Впрочем, посещение курсов приносило заметную пользу. Оно создавало иллюзию деятельности, выступало неким обелиском, на который можно положить взгляд посреди пустыни очередного дня, нечто, к чему следует двигаться и что потом остается за спиной.
К концу месяца зарядил бесконечный дождь, и это представило хороший повод не выходить из дома. Он исчерпал список основных достопримечательностей города за неделю, но продолжал изыскания даже при неустойчивой погоде. В конце концов он осмотрел все мечети, развалины, музеи, цистерны, указанные жирным шрифтом в Голубом Путеводителе. Он посетил кладбище мечети Эйюба, посвятил целое воскресение крепостным стенам, тщательно изучая, хотя и не читал по-древнегречески, надписи, посвященные различным византийским императорам. И все чаще во время своих экскурсий он встречал женщину или ребенка, или женщину и ребенка вместе, так что уже боялся узнать их во всякой женщине и всяком ребенке, попадающихся на глаза в городе. Этот страх не был необъяснимым.
Всегда в девять вечера или позже, в десять, она приходила стучать в заднюю дверь, или, если кто-нибудь с верхних этажей забывал закрыть главный вход, в окно передней комнаты. Она стучала осторожно, тремя короткими ударами, долго ожидая перед повторной попыткой. Случалось, но только когда она стояла во внутреннем дворике, стук сопровождался несколькими словами по-турецки, в основном: «Явуз, Явуз!» Не найдя их в своем словаре, он справился у почтового служащего в консульстве. Это было распространенное турецкое имя, мужское имя.
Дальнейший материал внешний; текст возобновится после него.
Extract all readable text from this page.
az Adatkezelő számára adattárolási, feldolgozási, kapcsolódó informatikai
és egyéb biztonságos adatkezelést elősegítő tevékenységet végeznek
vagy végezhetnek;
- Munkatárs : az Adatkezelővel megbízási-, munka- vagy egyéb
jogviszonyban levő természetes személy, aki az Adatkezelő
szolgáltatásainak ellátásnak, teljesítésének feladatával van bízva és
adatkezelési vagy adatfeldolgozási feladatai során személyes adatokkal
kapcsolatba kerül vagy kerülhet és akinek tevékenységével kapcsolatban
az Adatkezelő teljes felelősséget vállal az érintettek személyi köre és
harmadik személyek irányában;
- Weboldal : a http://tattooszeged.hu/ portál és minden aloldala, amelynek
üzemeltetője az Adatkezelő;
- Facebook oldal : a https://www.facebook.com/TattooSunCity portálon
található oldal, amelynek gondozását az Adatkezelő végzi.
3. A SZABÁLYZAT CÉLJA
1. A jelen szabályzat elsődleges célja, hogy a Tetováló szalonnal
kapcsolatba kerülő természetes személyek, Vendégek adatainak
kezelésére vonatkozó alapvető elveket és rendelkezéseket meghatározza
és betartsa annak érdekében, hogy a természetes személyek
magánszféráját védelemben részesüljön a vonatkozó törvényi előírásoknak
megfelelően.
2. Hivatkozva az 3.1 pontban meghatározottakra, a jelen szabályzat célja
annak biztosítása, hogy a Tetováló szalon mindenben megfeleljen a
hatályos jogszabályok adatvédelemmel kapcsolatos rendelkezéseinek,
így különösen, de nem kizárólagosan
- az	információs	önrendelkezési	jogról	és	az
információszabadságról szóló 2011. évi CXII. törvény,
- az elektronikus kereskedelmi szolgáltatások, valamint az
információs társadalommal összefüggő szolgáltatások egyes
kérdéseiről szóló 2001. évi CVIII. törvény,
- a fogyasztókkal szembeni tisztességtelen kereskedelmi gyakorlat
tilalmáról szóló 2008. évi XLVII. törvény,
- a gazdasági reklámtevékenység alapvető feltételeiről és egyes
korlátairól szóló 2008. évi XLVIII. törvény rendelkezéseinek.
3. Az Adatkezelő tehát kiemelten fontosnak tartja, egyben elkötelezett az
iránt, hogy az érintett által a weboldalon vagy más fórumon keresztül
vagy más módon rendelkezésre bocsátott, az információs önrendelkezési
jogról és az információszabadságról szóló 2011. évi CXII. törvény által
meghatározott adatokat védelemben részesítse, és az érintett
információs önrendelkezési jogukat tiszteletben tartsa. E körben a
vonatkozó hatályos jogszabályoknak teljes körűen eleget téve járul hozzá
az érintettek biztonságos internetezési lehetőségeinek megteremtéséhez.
Его же звали Джон. Джон Бенедикт Харрис. Он был американцем.
Она редко оставалась там снаружи дольше получаса, стуча и зовя его или какого-то воображаемого Явуза, и все это время он сидел на стуле в пустой каморке, попивая кавак и наблюдая за паромами, курсирующими по темному проливу между Кабаташем и Ускюдаром, европейским и азиатским берегами Стамбула.
В первый раз он ее увидел у крепости Румели-хиссари. Это произошло в самом начале, когда он ездил записываться в Робертовский колледж. Внеся положенную плату и посетив библиотеку, он возвращался пешком и ошибся обратной дорогой, спускаясь с холма. И таким образом крепость выросла перед ним, грандиозная и невероятно величественная. Он не знал, как она называется: Голубой Путеводитель остался в отеле. Это был черновой вариант крепости, груда угрюмых камней: массивные башни с бойницами, серый Босфор внизу. Он попытался найти место, с которого можно сделать фотографию, но даже издалека она выглядела чересчур большой, чтобы уместиться целиком на снимке.
Сойдя с дороги, он двинулся сквозь сухой бурьян и кусты к тропинке, ведущей, похоже, вокруг крепости.
По мере того как он приближался, стены вздымались все выше и выше. Перед такими стенами мысль о штурме возникнуть не могла.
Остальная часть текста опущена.